Currently, that information is difficult to reliably collect or analyze, leading to guesswork, at best. With information gathered by an indoor wayfinding app, you have reliable information on which to base these decisions that could help save money and the environment.
4. Keeping track of equipment and using assets more efficiently
As well as keeping track of where and when people move around, some indoor wayfinding systems (for example, BuzzStreets) can also track the location of equipment. With a clear idea of where the equipment is and how to get there, you can navigate straight to the item you need rather than hunting for it, thereby saving time, energy, and unnecessary travel.
Keeping track of equipment also eliminates the need to buy duplicates of things you can’t find, reducing waste and saving money. You always know exactly what you have and where it is kept, making storage and transport far more efficient.
In addition to keeping track of inventory, wayfinding can also ensure that assets are where you need them when you need them the most. You may always need an asset in a specific office on a specific day. Having staff drive around trying to locate the item and move it back and forth wastes time, energy, and petrol.

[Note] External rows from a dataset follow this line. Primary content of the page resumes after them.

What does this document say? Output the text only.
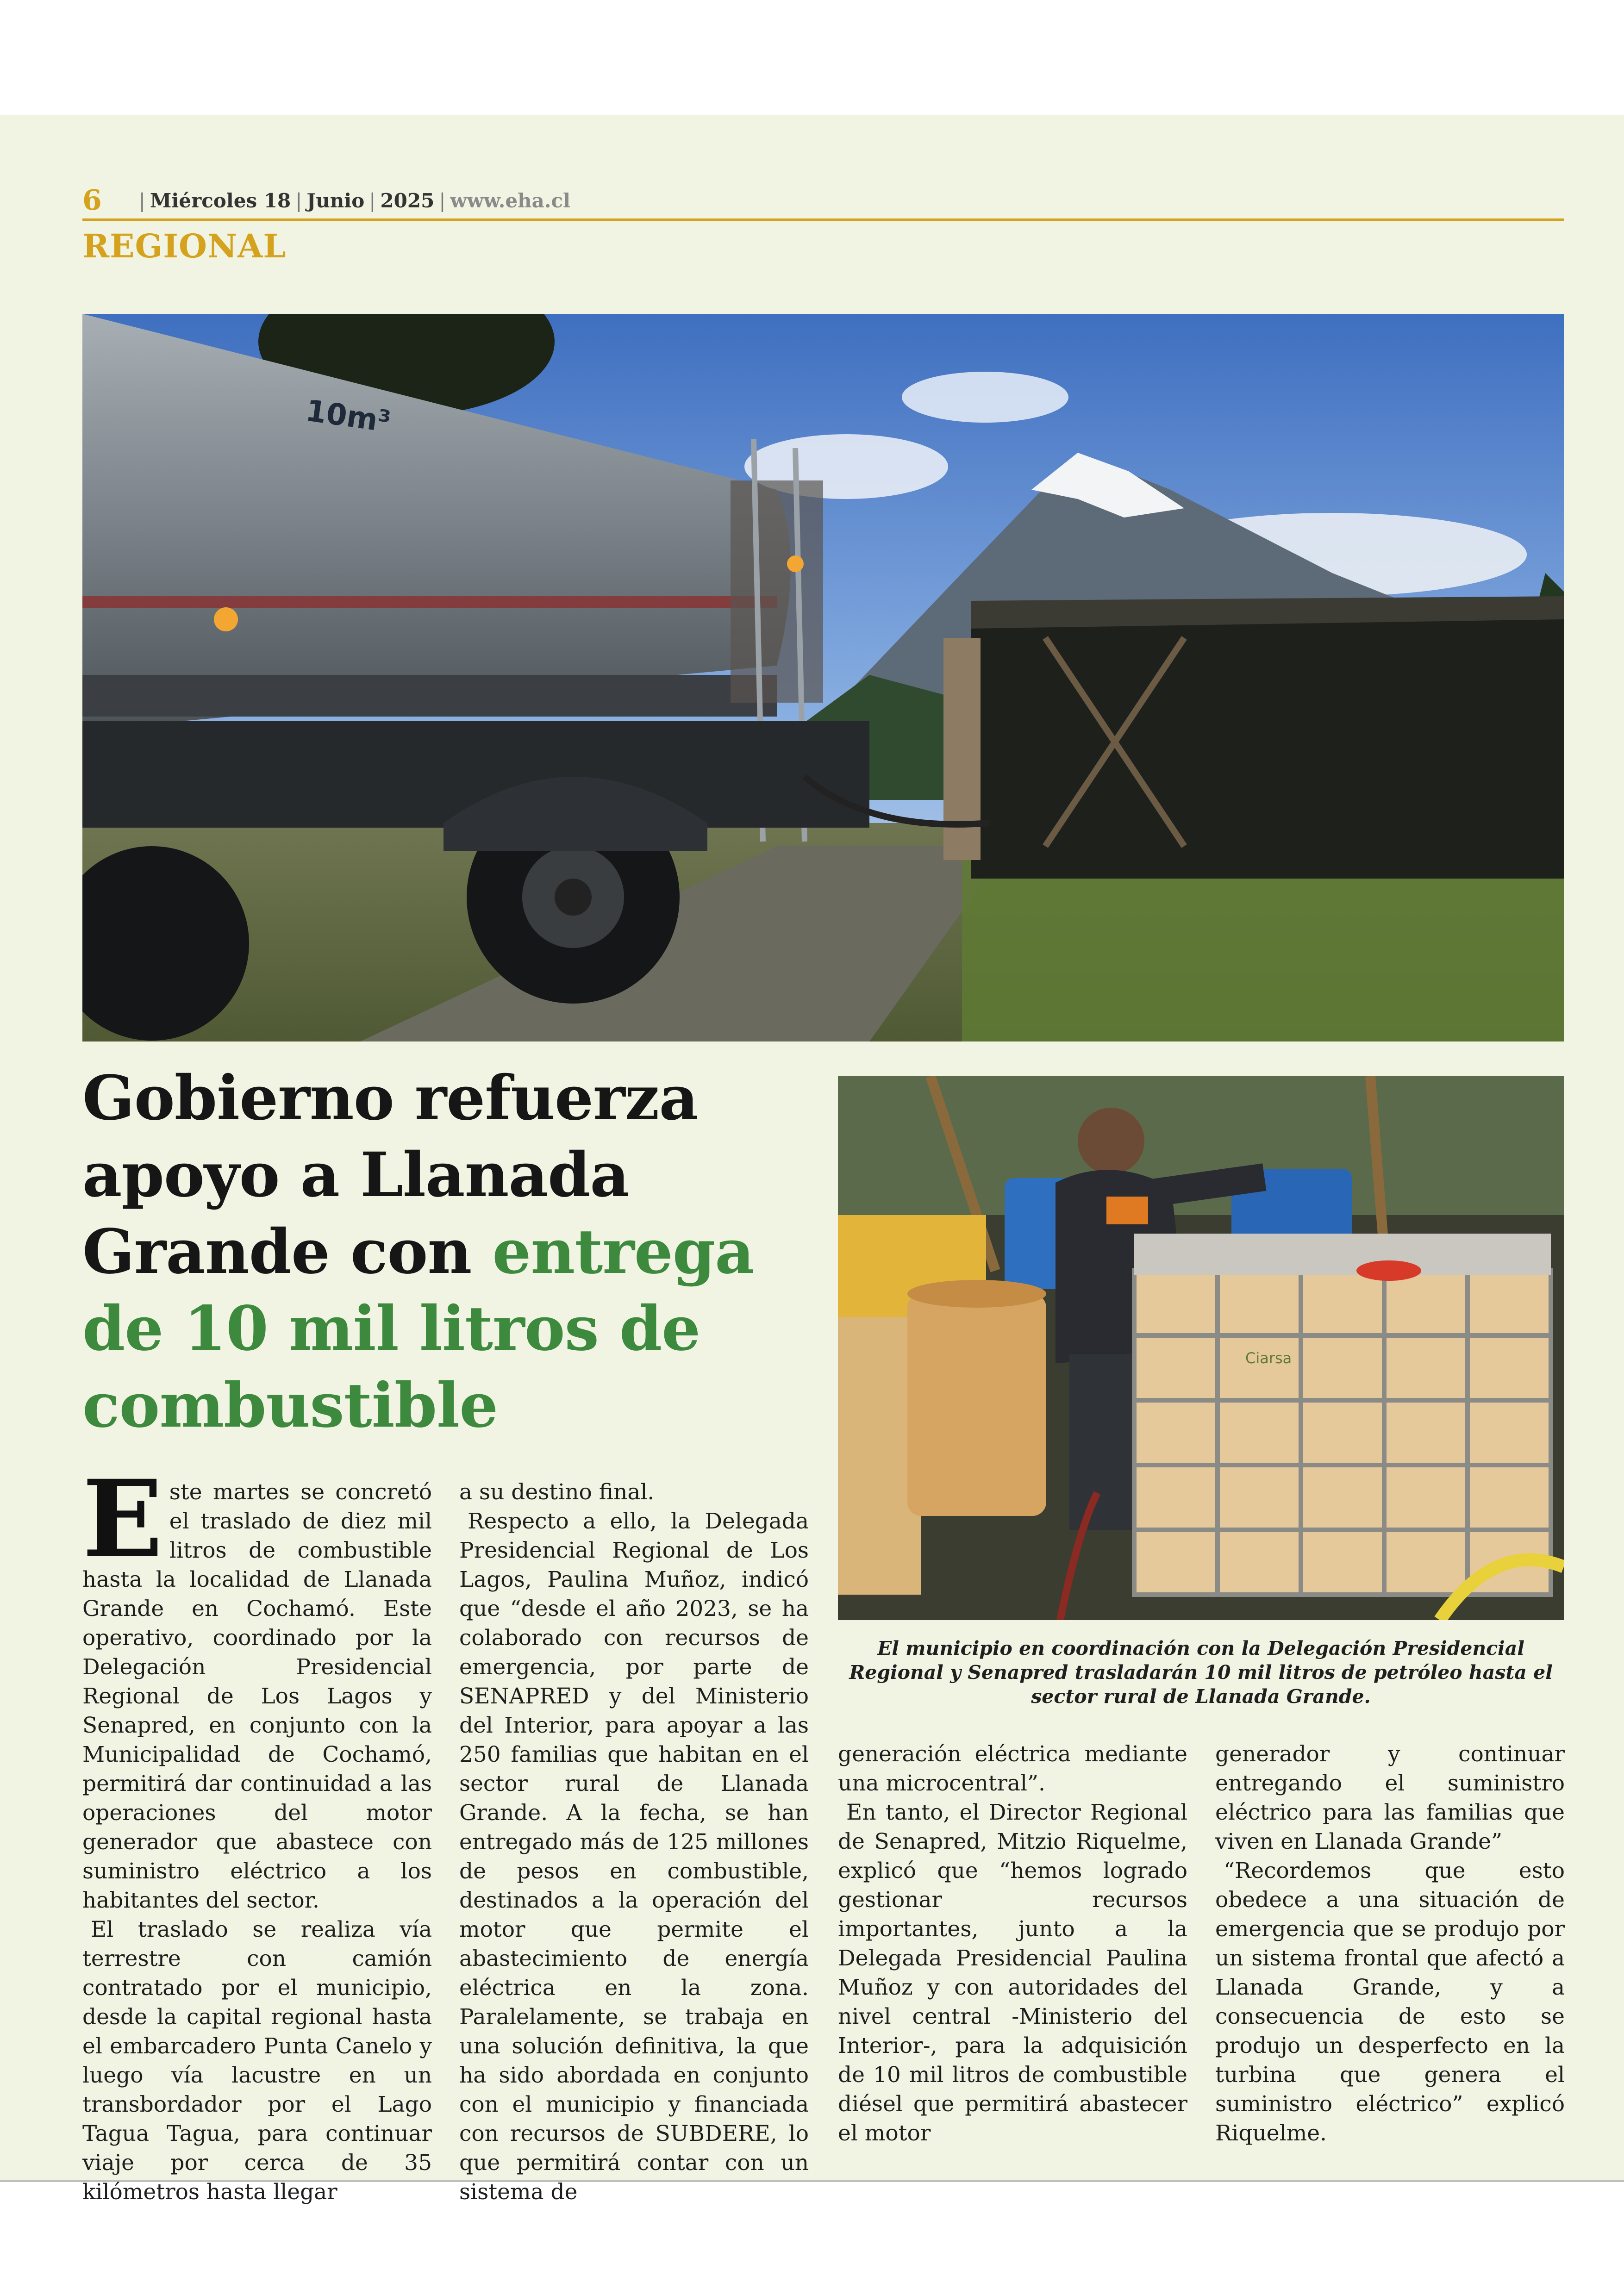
6 | Miércoles 18 | Junio | 2025 | www.eha.cl
REGIONAL
10m³
Gobierno refuerza apoyo a Llanada Grande con entrega de 10 mil litros de combustible
Ciarsa
El municipio en coordinación con la Delegación Presidencial Regional y Senapred trasladarán 10 mil litros de petróleo hasta el sector rural de Llanada Grande.

Este martes se concretó el traslado de diez mil litros de combustible hasta la localidad de Llanada Grande en Cochamó. Este operativo, coordinado por la Delegación Presidencial Regional de Los Lagos y Senapred, en conjunto con la Municipalidad de Cochamó, permitirá dar continuidad a las operaciones del motor generador que abastece con suministro eléctrico a los habitantes del sector.

El traslado se realiza vía terrestre con camión contratado por el municipio, desde la capital regional hasta el embarcadero Punta Canelo y luego vía lacustre en un transbordador por el Lago Tagua Tagua, para continuar viaje por cerca de 35 kilómetros hasta llegar

a su destino final.

Respecto a ello, la Delegada Presidencial Regional de Los Lagos, Paulina Muñoz, indicó que “desde el año 2023, se ha colaborado con recursos de emergencia, por parte de SENAPRED y del Ministerio del Interior, para apoyar a las 250 familias que habitan en el sector rural de Llanada Grande. A la fecha, se han entregado más de 125 millones de pesos en combustible, destinados a la operación del motor que permite el abastecimiento de energía eléctrica en la zona. Paralelamente, se trabaja en una solución definitiva, la que ha sido abordada en conjunto con el municipio y financiada con recursos de SUBDERE, lo que permitirá contar con un sistema de

generación eléctrica mediante una microcentral”.

En tanto, el Director Regional de Senapred, Mitzio Riquelme, explicó que “hemos logrado gestionar recursos importantes, junto a la Delegada Presidencial Paulina Muñoz y con autoridades del nivel central -Ministerio del Interior-, para la adquisición de 10 mil litros de combustible diésel que permitirá abastecer el motor

generador y continuar entregando el suministro eléctrico para las familias que viven en Llanada Grande”

“Recordemos que esto obedece a una situación de emergencia que se produjo por un sistema frontal que afectó a Llanada Grande, y a consecuencia de esto se produjo un desperfecto en la turbina que genera el suministro eléctrico” explicó Riquelme.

Small efficiencies can quickly add up and are even more apparent when the assets need to move between cities. Suppose a specialist device is regularly used in Manchester but never in Brighton over the Christmas period, for example. In that case, it can be transferred once to Manchester and left until the New Year. This can avoid both unnecessary transport and unnecessary duplication of assets through better planning.
Applications of this approach are almost endless. Food from a quiet cafe could be moved to a busier cafe at different times, such as minimizing food waste and maximizing profits. Or office space that is rarely used during the summer could be sublet to other businesses, helping reduce overheads while maximizing space usage.
5. Helping manage the impact of health regulations
In addition to indoor wayfinding’s immediate social and environmental benefits, it can also help with the implications of any future Covid resurgence and other similar health crises that may come our way. Indoor wayfinding allows retail spaces to ensure that people are directed the right way to maximize social distance and minimize the use of certain areas.
Wayfinding apps, including BuzzStreets, also provide user information that can be very helpful in terms of tracking where people have been. Cleaning can be focused on areas that are used more frequently or skipped in areas that haven’t been used, and hand sanitizer points can be set up in the highest traffic areas.
The applications of indoor wayfinding have a wide variety of benefits to both businesses and, customers & staff. Not only can it improve efficiency, thereby reducing wastage, but it also provides a wealth of information that can be used to model and predict behavior. With this information, businesses can make savings that benefit both budgets and the environment.